On top of that, discussions around sex work, and mental health, and abuse cannot be taken out of their material context – the fact is that the vast majority of us are here because, unsurprisingly, we need money to live. Those of us who have managed to escape abuse rarely have the same financial safety nets that have kept others from sex work. Those of us living with complex mental health issues or disabilities can rarely access other jobs. When I, like thousands before me, had to choose between sex work and starvation, I wasn’t in a position to consider things like morality or even my own health. We cannot even begin to consider reducing the number of people in the sex industry without first reducing the number of people in poverty, something that should have been an integral part of discussion in Selling Sex, and we certainly cannot reduce it through criminalisation, which only harms us more by preventing us from screening out dangerous clients or accessing help in an emergency.

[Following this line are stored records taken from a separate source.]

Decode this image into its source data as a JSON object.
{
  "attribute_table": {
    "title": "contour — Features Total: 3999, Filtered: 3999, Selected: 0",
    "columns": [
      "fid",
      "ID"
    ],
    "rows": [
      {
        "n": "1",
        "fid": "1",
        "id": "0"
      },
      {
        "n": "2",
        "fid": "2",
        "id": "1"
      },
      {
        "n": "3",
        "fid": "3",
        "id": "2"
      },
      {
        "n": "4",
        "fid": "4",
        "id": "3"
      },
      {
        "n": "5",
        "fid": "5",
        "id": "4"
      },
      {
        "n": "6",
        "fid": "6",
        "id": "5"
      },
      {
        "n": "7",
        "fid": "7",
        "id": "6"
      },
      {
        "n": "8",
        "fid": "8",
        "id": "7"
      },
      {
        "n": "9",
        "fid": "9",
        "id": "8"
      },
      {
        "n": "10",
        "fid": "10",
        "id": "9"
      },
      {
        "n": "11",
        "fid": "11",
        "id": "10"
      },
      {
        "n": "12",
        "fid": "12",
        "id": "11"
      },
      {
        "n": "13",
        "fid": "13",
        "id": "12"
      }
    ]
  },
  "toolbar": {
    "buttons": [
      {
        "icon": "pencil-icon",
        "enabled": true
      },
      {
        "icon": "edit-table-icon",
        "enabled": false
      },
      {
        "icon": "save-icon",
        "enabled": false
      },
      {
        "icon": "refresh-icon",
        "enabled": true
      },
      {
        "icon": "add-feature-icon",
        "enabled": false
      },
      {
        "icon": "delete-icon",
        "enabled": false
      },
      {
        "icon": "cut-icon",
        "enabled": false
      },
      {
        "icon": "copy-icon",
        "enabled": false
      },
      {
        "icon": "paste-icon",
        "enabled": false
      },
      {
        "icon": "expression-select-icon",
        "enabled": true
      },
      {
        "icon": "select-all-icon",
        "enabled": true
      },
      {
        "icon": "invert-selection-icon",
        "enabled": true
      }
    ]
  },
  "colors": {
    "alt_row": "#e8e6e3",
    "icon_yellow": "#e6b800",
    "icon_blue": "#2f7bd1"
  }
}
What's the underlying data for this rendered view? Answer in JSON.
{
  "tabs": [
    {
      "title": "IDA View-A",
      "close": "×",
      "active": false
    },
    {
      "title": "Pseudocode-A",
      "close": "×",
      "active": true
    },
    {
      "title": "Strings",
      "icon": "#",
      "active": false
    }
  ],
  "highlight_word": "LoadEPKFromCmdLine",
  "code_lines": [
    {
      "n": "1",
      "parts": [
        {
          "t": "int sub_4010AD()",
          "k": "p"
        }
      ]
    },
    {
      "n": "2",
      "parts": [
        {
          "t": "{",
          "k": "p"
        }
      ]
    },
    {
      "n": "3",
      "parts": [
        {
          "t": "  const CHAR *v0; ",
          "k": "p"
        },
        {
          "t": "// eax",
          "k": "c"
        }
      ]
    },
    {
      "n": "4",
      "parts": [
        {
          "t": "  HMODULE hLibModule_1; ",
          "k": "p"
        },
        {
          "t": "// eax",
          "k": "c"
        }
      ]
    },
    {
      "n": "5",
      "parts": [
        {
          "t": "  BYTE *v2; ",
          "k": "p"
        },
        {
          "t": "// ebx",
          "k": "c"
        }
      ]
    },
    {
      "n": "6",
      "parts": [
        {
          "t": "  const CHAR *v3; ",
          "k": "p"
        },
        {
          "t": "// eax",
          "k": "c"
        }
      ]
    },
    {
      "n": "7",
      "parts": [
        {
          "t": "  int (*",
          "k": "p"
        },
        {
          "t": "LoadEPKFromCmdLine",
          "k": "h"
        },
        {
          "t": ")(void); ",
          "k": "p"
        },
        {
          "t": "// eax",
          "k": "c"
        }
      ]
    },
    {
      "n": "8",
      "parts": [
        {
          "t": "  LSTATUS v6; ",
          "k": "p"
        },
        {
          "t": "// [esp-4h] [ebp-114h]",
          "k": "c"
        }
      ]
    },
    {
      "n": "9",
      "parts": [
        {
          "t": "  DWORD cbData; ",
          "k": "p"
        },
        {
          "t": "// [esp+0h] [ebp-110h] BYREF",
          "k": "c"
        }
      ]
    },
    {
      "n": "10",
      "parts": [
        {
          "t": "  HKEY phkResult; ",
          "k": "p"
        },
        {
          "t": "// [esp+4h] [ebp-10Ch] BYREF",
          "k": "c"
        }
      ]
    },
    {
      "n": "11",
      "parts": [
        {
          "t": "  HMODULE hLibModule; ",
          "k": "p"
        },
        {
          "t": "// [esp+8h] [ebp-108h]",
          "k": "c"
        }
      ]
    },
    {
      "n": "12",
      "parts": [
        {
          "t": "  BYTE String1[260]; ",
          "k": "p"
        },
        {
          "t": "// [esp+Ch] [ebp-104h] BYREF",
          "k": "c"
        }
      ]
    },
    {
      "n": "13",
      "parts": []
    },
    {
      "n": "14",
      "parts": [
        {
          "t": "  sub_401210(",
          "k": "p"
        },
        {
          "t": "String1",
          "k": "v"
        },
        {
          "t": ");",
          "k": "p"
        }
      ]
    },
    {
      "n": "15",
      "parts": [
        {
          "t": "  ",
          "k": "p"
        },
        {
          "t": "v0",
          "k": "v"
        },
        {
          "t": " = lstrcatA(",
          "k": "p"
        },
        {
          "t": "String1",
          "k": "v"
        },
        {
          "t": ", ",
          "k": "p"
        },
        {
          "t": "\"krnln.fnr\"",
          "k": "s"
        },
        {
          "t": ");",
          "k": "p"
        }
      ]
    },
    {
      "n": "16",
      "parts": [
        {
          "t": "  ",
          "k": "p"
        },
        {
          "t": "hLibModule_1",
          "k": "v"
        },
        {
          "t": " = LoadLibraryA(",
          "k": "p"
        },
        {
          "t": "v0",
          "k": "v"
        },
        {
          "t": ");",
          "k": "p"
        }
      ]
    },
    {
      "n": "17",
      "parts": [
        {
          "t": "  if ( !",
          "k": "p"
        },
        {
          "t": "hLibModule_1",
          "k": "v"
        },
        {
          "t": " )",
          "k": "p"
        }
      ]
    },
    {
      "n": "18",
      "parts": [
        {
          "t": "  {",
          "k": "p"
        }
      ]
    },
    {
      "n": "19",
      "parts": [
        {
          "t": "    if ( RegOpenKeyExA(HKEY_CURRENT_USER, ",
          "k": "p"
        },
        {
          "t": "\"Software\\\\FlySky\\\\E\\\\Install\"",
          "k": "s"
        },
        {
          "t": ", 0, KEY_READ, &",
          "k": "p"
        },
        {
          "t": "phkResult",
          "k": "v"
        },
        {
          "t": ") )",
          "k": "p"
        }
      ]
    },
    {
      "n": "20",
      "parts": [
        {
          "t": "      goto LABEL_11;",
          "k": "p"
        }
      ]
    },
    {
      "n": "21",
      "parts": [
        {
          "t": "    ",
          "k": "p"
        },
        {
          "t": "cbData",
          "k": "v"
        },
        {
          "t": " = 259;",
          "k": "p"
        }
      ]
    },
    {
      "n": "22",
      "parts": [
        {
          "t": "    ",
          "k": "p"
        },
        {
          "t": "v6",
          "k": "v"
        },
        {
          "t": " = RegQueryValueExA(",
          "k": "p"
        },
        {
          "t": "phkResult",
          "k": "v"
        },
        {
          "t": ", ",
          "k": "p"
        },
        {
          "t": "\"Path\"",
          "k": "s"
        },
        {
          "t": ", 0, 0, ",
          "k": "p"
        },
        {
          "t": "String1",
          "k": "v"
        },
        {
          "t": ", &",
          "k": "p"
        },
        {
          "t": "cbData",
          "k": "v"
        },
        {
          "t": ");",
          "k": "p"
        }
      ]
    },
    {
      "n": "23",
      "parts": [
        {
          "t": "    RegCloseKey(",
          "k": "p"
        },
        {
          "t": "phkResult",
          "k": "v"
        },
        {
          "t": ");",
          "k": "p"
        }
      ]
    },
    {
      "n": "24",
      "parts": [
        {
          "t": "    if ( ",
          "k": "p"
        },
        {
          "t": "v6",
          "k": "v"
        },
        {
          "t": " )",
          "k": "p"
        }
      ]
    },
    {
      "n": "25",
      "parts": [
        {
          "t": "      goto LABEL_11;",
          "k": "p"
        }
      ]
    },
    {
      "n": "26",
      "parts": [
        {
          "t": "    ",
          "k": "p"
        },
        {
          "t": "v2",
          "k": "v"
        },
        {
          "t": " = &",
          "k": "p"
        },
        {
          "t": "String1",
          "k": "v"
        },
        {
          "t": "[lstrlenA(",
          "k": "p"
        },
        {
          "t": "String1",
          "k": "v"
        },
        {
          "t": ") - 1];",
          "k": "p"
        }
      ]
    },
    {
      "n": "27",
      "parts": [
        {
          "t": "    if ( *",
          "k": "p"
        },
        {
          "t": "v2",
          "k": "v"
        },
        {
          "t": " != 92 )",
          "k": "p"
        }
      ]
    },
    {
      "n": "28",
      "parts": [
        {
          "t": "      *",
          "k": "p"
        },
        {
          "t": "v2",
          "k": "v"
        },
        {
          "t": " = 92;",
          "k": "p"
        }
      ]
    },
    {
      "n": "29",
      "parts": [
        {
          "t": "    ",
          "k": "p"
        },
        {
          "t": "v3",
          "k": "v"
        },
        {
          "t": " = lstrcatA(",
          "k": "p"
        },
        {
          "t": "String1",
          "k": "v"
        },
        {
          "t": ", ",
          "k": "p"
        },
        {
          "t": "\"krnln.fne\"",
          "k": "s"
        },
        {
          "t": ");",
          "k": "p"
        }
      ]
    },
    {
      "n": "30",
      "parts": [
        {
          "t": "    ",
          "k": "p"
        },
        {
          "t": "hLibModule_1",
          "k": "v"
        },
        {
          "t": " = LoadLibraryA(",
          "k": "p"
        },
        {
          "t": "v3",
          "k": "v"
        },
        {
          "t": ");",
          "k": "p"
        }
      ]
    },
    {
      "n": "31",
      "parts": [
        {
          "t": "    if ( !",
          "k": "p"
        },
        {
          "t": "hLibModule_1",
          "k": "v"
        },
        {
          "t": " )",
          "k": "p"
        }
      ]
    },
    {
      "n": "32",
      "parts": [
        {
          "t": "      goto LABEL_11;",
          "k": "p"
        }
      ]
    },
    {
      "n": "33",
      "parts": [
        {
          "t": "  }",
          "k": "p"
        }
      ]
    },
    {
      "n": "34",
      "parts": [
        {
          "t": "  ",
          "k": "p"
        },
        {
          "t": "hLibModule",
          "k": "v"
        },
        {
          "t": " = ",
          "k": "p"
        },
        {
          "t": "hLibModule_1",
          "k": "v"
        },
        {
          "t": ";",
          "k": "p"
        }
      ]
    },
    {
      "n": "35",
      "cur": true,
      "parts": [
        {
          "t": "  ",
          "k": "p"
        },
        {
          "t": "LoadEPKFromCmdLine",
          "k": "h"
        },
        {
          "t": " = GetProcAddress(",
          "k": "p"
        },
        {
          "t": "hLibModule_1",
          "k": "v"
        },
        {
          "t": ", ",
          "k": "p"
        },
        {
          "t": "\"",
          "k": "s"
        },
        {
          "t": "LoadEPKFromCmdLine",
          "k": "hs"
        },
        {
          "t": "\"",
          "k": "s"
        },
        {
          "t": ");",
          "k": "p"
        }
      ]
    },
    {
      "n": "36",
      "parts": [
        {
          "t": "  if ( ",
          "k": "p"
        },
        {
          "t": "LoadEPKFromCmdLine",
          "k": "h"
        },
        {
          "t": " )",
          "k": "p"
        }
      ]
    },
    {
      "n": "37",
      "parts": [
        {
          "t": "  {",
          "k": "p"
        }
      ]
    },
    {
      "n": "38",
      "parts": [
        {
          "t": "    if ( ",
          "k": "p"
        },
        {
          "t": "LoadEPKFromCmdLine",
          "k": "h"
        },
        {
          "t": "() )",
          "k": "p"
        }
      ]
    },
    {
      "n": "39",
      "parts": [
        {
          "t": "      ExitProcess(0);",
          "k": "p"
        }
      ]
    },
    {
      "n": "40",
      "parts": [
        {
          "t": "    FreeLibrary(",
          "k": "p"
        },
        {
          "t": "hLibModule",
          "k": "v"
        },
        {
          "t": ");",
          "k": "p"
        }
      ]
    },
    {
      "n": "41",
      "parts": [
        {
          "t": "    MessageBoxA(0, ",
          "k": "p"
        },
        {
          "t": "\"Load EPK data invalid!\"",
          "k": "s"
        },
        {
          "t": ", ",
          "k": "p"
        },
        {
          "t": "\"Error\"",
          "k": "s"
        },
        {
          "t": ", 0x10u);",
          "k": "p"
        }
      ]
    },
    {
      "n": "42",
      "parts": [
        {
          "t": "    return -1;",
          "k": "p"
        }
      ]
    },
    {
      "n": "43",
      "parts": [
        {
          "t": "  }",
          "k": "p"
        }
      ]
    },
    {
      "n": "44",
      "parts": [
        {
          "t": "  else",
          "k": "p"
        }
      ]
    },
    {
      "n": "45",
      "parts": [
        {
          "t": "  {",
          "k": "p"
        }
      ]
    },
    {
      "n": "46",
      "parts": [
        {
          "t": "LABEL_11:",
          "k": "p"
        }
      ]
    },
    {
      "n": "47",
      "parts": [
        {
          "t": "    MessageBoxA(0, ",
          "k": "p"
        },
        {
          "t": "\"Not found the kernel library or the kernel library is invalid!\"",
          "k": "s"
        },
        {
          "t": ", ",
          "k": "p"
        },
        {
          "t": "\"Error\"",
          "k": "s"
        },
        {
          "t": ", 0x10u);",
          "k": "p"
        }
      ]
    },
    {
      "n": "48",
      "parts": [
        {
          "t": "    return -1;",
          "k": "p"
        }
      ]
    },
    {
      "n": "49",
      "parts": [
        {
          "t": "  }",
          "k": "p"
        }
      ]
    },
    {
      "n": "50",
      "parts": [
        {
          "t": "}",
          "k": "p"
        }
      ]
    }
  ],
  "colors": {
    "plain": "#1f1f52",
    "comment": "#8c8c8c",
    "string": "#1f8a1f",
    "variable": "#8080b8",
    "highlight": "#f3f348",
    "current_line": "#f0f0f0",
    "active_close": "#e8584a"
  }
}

Theroux to man who buys sex:’do you think Victoria enjoys having sex with you?’
— Scarlett Redman (@Scarlett_Redman) January 12, 2020
Every sex worker ever: Fuck off Louis, you patronising tit.
Understandably, the documentary has been met with backlash. Participants Georgina and Ashley even wrote an open letter to the producers, detailing how they had been let down and misrepresented. In a response, the BBC said that Louis “has always had the utmost respect for the subjects of his documentaries”.
Frankly, I beg to differ. When such a trusted, widely viewed documentarian refuses to consider that sex workers need resources and instead chooses to emphasise that the industry is bad and the people in it are usually survivors of abuse trapped in a vicious cycle of unhealthy sex, then sex workers are discredited, stigmatised and pathologised. Every day, politicians ignore our calls for decriminalisation – the safest legal model for sex workers – and an end to poverty because they subscribe to the same narrative that Louis Theroux perpetuates: that we do not understand our own needs.
The nefarious side effects of documentaries like Selling Sex are widespread and dangerous. Louis Theroux, with his probing questions and doubtful looks, pushed his subjects into discussing the uncomfortable and negative parts of their jobs so that he could prove his obvious hypothesis that there is no “healthy” way to sell sex, that the act in itself is wrong. In the industry and in the sex worker rights movement, we know that such questions are essentially meaningless, and instead are having productive conversations about community care and harm reduction. Fingers crossed that one day we’ll get a documentary that does the same.